CHAPITRE XLIII

Au débarcadère, devant la longue maison de pierre basse au bord du canal, il y avait des rangées de canards alignés sur le sol.

Ils gisaient par groupes tous inégaux en nombre. Il y avait quelques pelotons, pas de compagnie, et, songea le colonel, moi j'ai à peine une escouade.

Le chef garde-chasse était debout sur la berge, en bottes hautes, veste courte et vieux chapeau de feutre rejeté en arrière, et il regarda d'un œil critique le nombre de canards à l'avant de la barque quand celle-ci aborda.

– C'était gelé à notre poste, dit le colonel.

– C'est bien ce que je craignais, dit le garde-chasse. Je suis désolé. C'était censé être le meilleur affût.

– Qui a le plus beau tableau ?

– Le Barone en a tué quarante-deux. Il y avait un brin de courant qui a fait que l'eau est restée libre un bout de temps.
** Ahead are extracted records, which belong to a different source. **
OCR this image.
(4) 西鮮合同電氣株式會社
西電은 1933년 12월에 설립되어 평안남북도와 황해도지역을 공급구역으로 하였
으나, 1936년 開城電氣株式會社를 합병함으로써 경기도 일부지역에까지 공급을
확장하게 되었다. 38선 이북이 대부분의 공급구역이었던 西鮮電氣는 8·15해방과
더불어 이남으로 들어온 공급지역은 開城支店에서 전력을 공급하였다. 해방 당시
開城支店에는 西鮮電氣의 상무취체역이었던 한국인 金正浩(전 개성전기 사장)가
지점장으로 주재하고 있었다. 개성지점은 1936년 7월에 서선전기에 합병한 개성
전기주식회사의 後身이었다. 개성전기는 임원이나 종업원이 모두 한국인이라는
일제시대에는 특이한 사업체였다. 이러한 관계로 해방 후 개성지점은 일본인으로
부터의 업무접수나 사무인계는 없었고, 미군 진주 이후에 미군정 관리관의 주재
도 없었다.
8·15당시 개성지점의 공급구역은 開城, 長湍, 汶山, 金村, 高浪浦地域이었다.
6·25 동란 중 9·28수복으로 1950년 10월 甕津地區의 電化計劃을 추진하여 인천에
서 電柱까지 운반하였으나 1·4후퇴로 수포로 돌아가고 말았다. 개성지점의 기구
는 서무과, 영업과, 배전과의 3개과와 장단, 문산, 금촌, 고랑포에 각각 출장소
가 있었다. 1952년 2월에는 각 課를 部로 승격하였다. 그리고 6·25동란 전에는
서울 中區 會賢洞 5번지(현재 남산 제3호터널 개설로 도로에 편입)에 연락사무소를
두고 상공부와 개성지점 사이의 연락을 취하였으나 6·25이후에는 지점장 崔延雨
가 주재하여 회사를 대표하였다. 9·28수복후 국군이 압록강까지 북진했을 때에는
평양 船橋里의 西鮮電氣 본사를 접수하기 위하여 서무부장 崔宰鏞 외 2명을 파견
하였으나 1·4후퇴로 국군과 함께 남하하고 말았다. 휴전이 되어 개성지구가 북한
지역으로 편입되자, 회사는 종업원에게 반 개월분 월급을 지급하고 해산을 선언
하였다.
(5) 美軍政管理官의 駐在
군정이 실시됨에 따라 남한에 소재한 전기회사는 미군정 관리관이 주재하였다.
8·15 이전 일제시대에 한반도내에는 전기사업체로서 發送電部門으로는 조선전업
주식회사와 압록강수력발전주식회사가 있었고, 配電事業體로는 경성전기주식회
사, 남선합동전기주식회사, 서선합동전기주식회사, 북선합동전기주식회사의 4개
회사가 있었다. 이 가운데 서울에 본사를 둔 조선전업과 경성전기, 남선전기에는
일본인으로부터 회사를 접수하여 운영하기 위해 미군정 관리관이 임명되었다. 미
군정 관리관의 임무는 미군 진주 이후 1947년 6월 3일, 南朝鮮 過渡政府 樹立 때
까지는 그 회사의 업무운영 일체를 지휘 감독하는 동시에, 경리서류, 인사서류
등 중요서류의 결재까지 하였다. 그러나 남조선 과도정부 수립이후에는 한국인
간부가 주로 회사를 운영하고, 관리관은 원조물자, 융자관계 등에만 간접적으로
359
Vous n'avez probablement pas entendu les coups de feu parce que le vent était contraire.

– Où sont-ils tous ?

– Ils sont tous partis, sauf le Barone qui vous attend. Votre chauffeur dort à l'intérieur.

– Le contraire m'eût étonné, dit le colonel.

– Aligne-moi ça proprement, dit le garde au batelier qui était aussi garde-chasse. Que je puisse les marquer dans le livre de chasse.

– Il y a un mâle à tête verte dans le sac avec une aile un peu abîmée.

– Bon. Je prendrai grand soin de lui.

– J'entre voir le Barone. À tout à l'heure.

– Réchauffez-vous bien, dit le garde-chasse. Ça mordait dur aujourd'hui, mon colonel.

Le colonel se dirigea vers l'entrée de la maison.

– À tout à l'heure, dit-il au batelier.

– Oui, mon colonel, dit le batelier.

 

Alvarito, le Barone, était planté devant l'âtre, au milieu de la pièce. Il sourit timidement comme à l'habitude et dit de sa voix basse :

– Je suis navré que vous n'ayez pas eu meilleure chasse.

– Nous gelions sur pied. Mais j'y ai tout de même pris beaucoup de plaisir.

– Vous avez très froid ?

– Non, pas trop.

– On peut vous donner quelque chose à manger.

– Merci. Je n'ai pas faim. Vous avez mangé ?

– Oui. Les autres sont partis, et je leur ai prêté ma voiture. Pouvez-vous me déposer à Latisana ou juste au-dessus ? De là, j'aurai un moyen de transport.

– Naturellement.

– C'est dommage qu'il ait gelé. Les pronostics étaient si bons.

– Il devait y avoir des quantités de canards dehors.

– Oui. Mais maintenant ils ne vont pas traîner, avec leur pâture prise sous la glace. Ils se mettront en route cette nuit vers le sud.

– Tous, vous croyez ?

– Tous, sauf ceux de la région qui se reproduisent sur place. Ceux-là resteront tant qu'il y aura un peu d'eau libre.

– Dommage pour la chasse.

– Dommage que vous ayez fait tout ce chemin pour quelques malheureux canards.

– J'adore la chasse de toute façon, dit le colonel. Et j'adore Venise.

Le Barone Alvarito détourna la tête et tendit les paumes vers le feu.

– Oui, dit-il, nous aimons tous Venise. Mais c'est peut-être vous qui l'aimez le mieux.

Le colonel ne fit pas de vains commentaires sur ce compliment ; il dit simplement :

– J'adore Venise comme vous le savez.

– Oui. Je sais, dit le Barone. – Il regarda dans le vide. Puis il dit : Il va falloir réveiller votre chauffeur.

– A-t-il mangé ?

– Mangé et dormi, et mangé et dormi. Il a lu aussi vaguement quelques-uns des illustrés qu'il avait apportés.

– Des comics, dit le colonel

– Je devrais apprendre à lire ce genre de chose, dit le Barone. – Il eut son même sourire timide et sombre. – Pourriez-vous m'en rapporter de Trieste ?

– Tant que vous voudrez, lui dit le colonel. De Superman jusqu'aux sommets de l'invraisemblance. Vous les lirez à ma place. Au fait, Alvarito, qu'avait donc ce garde-chasse qui ramait sur ma barque ? Il a eu l'air de me haïr dès le départ. Et jusqu'au bout, aussi.

– C'est à cause de votre vieux blouson de combat. Les uniformes alliés lui font cet effet-là. Voyez-vous, on l'a un peu trop libéré

– Ah ?

– Quand les Marocains sont passés par ici, ils ont violé sa femme et sa fille.

– Je crois que je boirais volontiers quelque chose, dit le colonel.

– Il y a de la grappa, là sur la table.